The most common treatment for nasal symptoms are nasal sprays. There are two major classes of nasal sprays. The first class is “relief” medications which helps within a few minutes. The most common is the non-prescription, over-the-counter decongestant sprays. Long-term use of this is not recommended as it can be habit forming. The other type of relief nasal sprays are antihistamine nasal sprays, i.e, Astelin, and anticholinergic nasal sprays such i.e. Atrovent.
The second major class of nasal sprays are “control” medications for nasal symptoms. Most common in this group are the nasal steroids. They do not have any systemic side effects as we use them in minute amounts. The most common side effects are nose bleeds, dryness, and irritation. These nasal sprays must be taken on a regular basis in order to work. There is also a control nasal spray, cromolyn sodium, which is very safe to use; but this nasal spray must be taken at least three to four times a day on a regular basis.

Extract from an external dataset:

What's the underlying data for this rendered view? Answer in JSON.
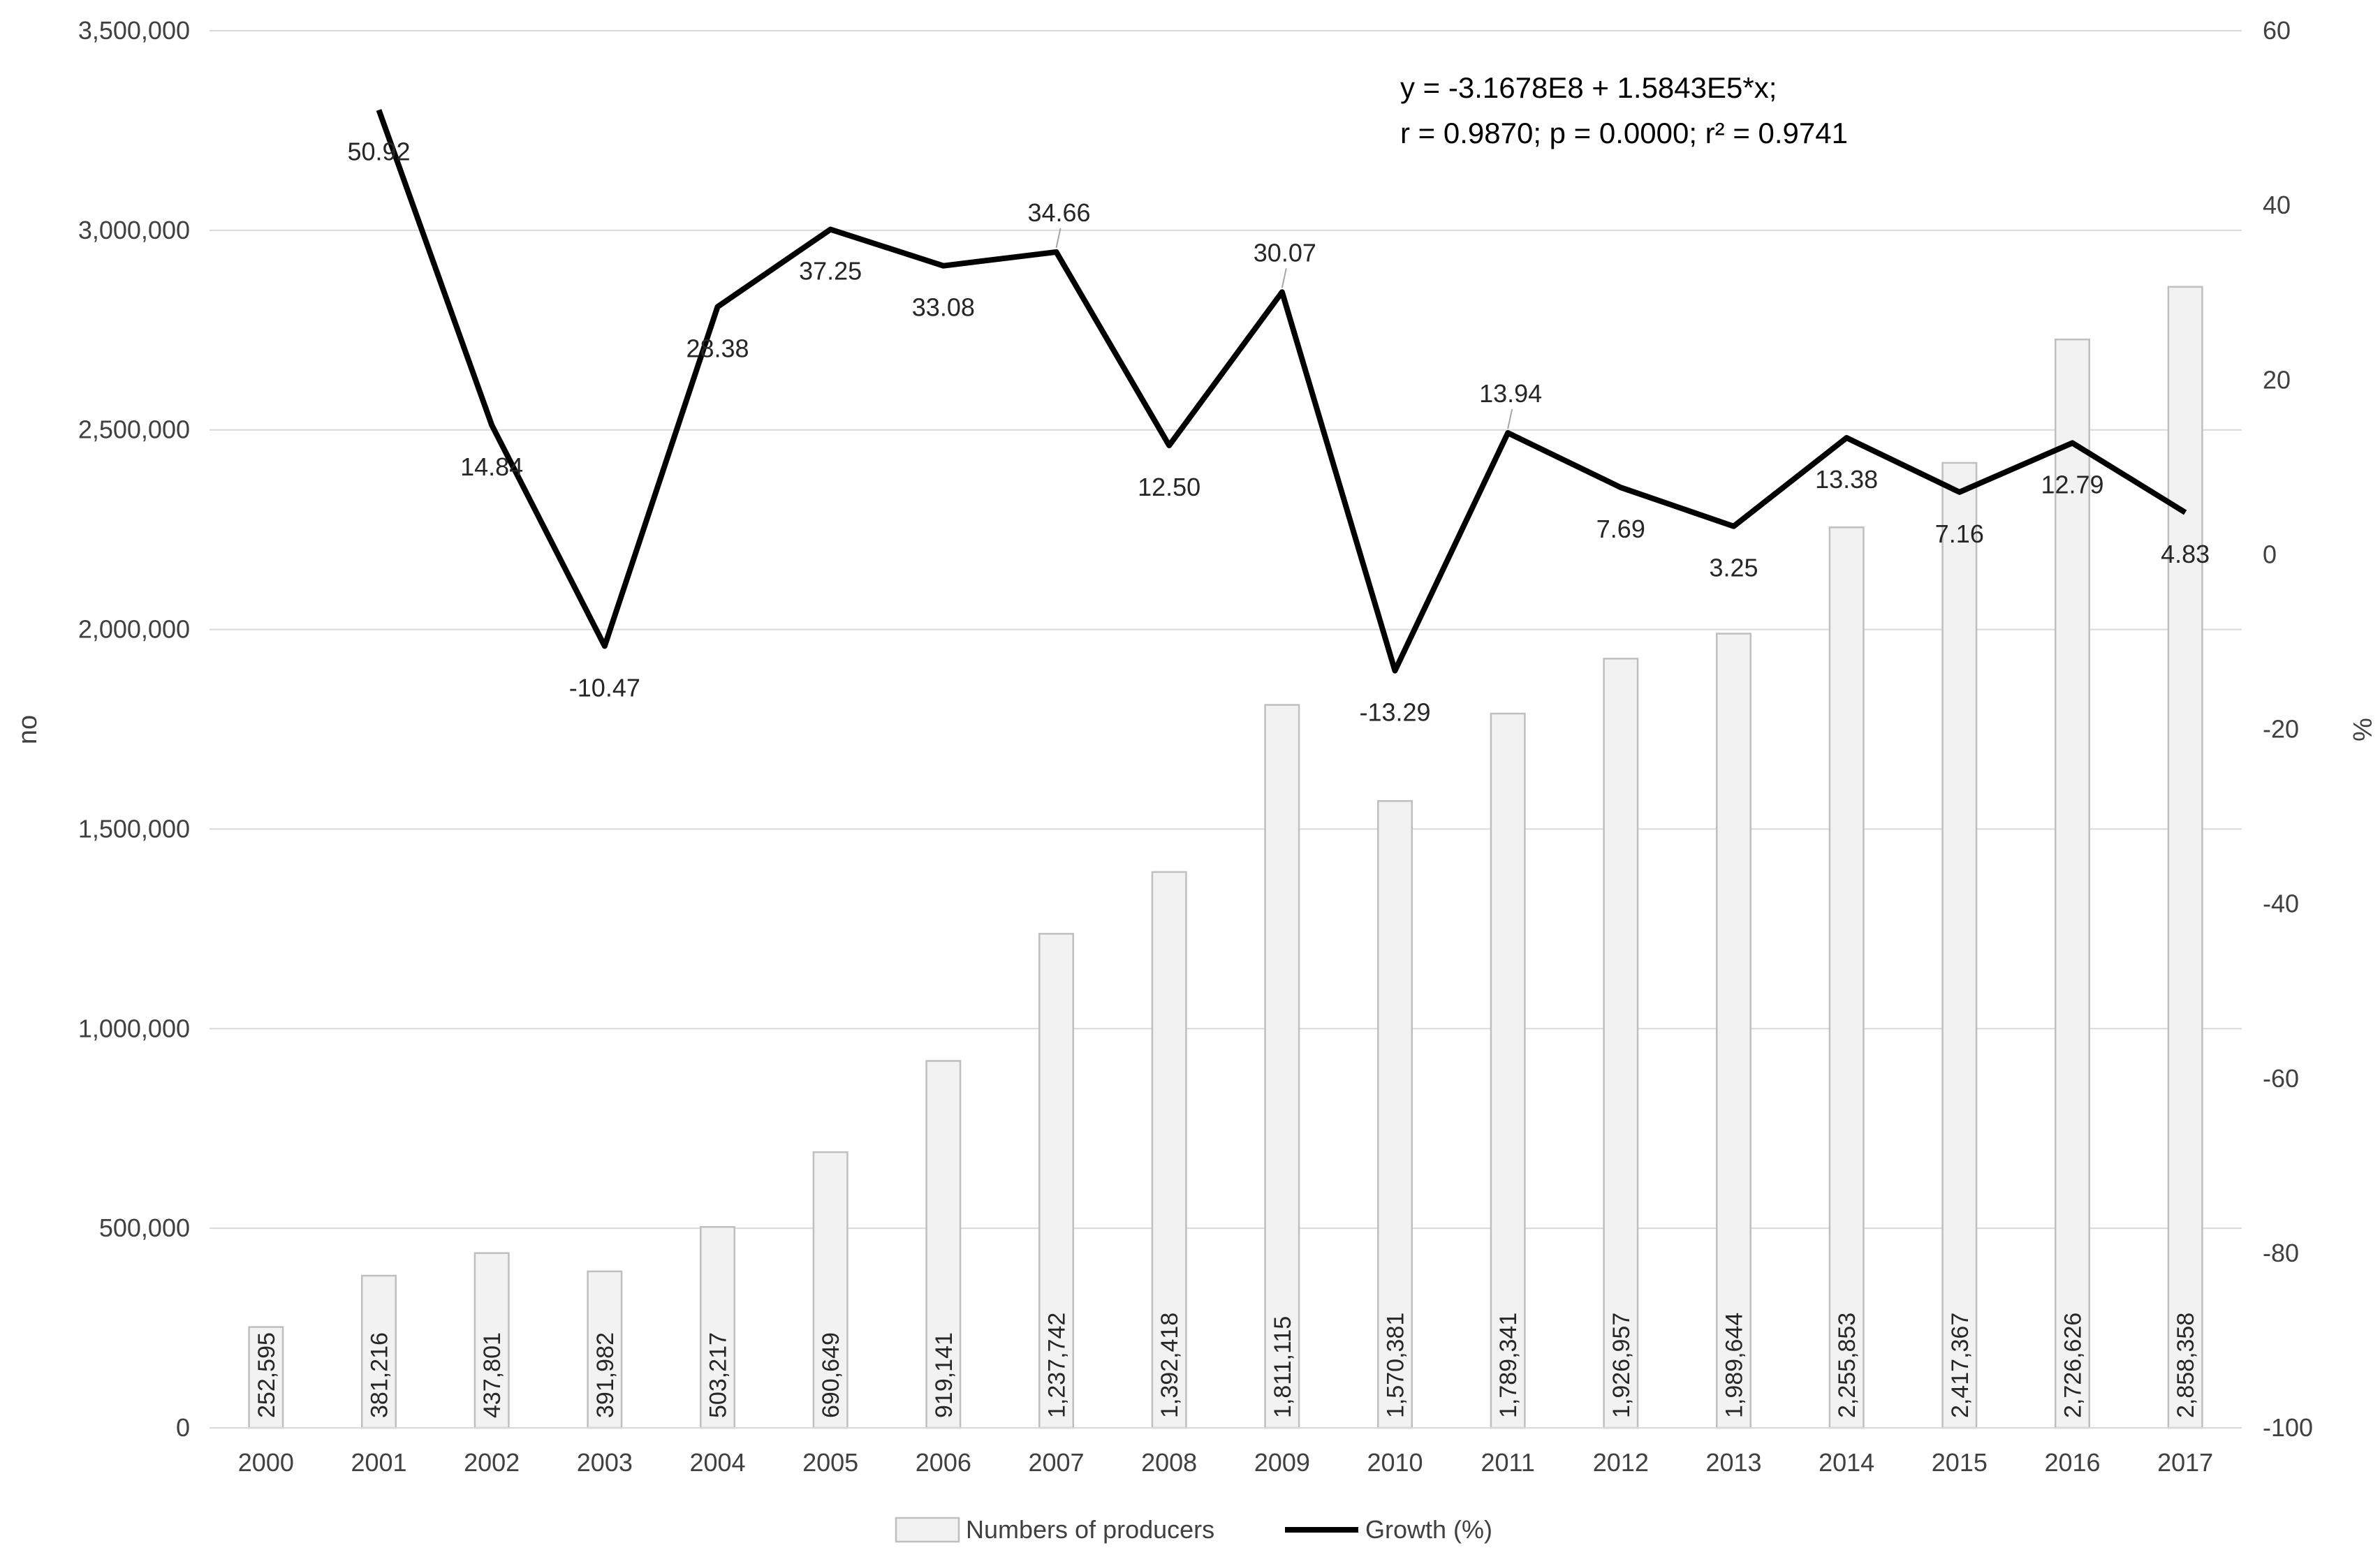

The relief-type medications (antihistamines, decongestants, or a combination) can be taken on an as-needed basis, mostly by mouth.
In the long run, avoiding exposure to allergens, taking medications on a regular basis, and getting allergy injections will prevent nasal symptoms. If nasal symptoms are not well controlled, complications of chronic sinusitis, chronic ear infections, postnasal drip, chronic mouth breathing, and in some instances, lacrimal-duct obstruction and venous congestion in the lower eyelids (dark circles under the eyes), can occur.